Written by Alex Letts: Founder of U

In 2017 Reuters published a synopsis of findings from US banking research carried out by Celent, Accenture, IBM and others. The statistics were almost as sensational as they were terrifying:

· 43% of banking systems are built on COBOL

· 80% of in-person transactions use COBOL

· 95% of ATM swipes rely on COBOL

· 220 billion lines of COBOL are in use today

For the less tech-savvy among us, COBOL is a programming language designed by an astonishing woman, Rear Admiral “Amazing” Grace Hopper, in 1959. And no, that’s not a typo — 43% of US banking systems run a computer language that’s nearly 60 years old, designed for an age when computers as powerful as your smartphone filled entire rooms.

I have no idea what the percentage of UK banks running COBOL might be; but of our big six banks, who control 90% of the UK’s retail banking market, perhaps the figure is a bit closer to 100%?

At a time when trillions of pounds are transacted every year and the UK economy depends on six banks to keep the show on the road, how is it that regulated banks can be allowed to rely on punch-card-era technologies?

Now, this is a direct call to Lloyds Banking Group and RBS: I’m told that some personal current accounts within your systems calculate transactions in pre-decimal format. This may be apocryphal, so please do let me know if that’s a myth.

Against this backdrop it’s easy to see why new fintechs get so excited:

“I’ve never seen a big bank do something cool — if they did, we wouldn’t exist.”
— Nikolay Storonsky, Founder of Revolut (Daily Telegraph, 10 April 2018).

The banks continue to struggle to innovate, and it’s easy to see why they make such slow progress.
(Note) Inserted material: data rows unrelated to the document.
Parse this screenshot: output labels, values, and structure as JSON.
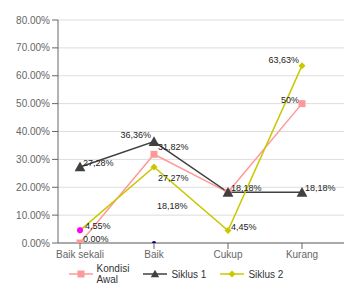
{
  "chart_data": {
    "type": "line",
    "categories": [
      "Baik sekali",
      "Baik",
      "Cukup",
      "Kurang"
    ],
    "series": [
      {
        "name": "Kondisi\nAwal",
        "color": "#ff9999",
        "marker": "square",
        "values": [
          0.0,
          31.82,
          18.18,
          50.0
        ]
      },
      {
        "name": "Siklus 1",
        "color": "#404040",
        "marker": "triangle",
        "values": [
          27.28,
          36.36,
          18.18,
          18.18
        ]
      },
      {
        "name": "Siklus 2",
        "color": "#c8c800",
        "marker": "diamond",
        "values": [
          4.55,
          27.27,
          4.45,
          63.63
        ]
      }
    ],
    "extra_points": [
      {
        "category": "Baik sekali",
        "y": 4.55,
        "color": "#ff00ff",
        "marker": "circle"
      },
      {
        "category": "Baik",
        "y": 0.0,
        "color": "#00008b",
        "marker": "circle"
      }
    ],
    "annotations": [
      {
        "category": "Baik sekali",
        "y": 0.0,
        "text": "0.00%"
      },
      {
        "category": "Baik sekali",
        "y": 27.28,
        "text": "27,28%"
      },
      {
        "category": "Baik sekali",
        "y": 4.55,
        "text": "4,55%"
      },
      {
        "category": "Baik",
        "y": 36.36,
        "text": "36,36%"
      },
      {
        "category": "Baik",
        "y": 31.82,
        "text": "31,82%"
      },
      {
        "category": "Baik",
        "y": 27.27,
        "text": "27,27%"
      },
      {
        "category": "Baik",
        "y": 18.18,
        "text": "18,18%"
      },
      {
        "category": "Cukup",
        "y": 18.18,
        "text": "18,18%"
      },
      {
        "category": "Cukup",
        "y": 4.45,
        "text": "4,45%"
      },
      {
        "category": "Kurang",
        "y": 50.0,
        "text": "50%"
      },
      {
        "category": "Kurang",
        "y": 18.18,
        "text": "18,18%"
      },
      {
        "category": "Kurang",
        "y": 63.63,
        "text": "63,63%"
      }
    ],
    "ylim": [
      0,
      80
    ],
    "yticks": [
      {
        "value": 0,
        "label": "0.00%"
      },
      {
        "value": 10,
        "label": "10.00%"
      },
      {
        "value": 20,
        "label": "20.00%"
      },
      {
        "value": 30,
        "label": "30.00%"
      },
      {
        "value": 40,
        "label": "40.00%"
      },
      {
        "value": 50,
        "label": "50.00%"
      },
      {
        "value": 60,
        "label": "60.00%"
      },
      {
        "value": 70,
        "label": "70.00%"
      },
      {
        "value": 80,
        "label": "80.00%"
      }
    ],
    "grid": true,
    "legend": "bottom"
  }
}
The very technology that promised to liberate banking in the 1960s has instead cemented analogue processes at their very heart.

For those wondering why COBOL still runs in 95% of ATM swipes, and in 80% of all transactions, the answers from those in banking range from “if it ain’t broke, don’t fix it” to “it’s too big, too risky, and too expensive to change”. If you were CEO of a major bank, would you bet on a migration project that could destroy your company if it went wrong? Perhaps it’s easier to keep the underlying ‘deadware’ on life support and pass the problem on to your successor.

So what happens when the expertise to support COBOL literally dies off? That’s a real scenario. The rumours of one bank even making calls to a nursing home seem credible.

We fintechs believe that the retail business of major banks is in terminal decline because of their outdated attitudes towards customers. But below the surface there is a greater truth — their 1950s attitudes survive largely because of the 1950s code designed by a person born in New York in 1906, just after the end of the Boer War.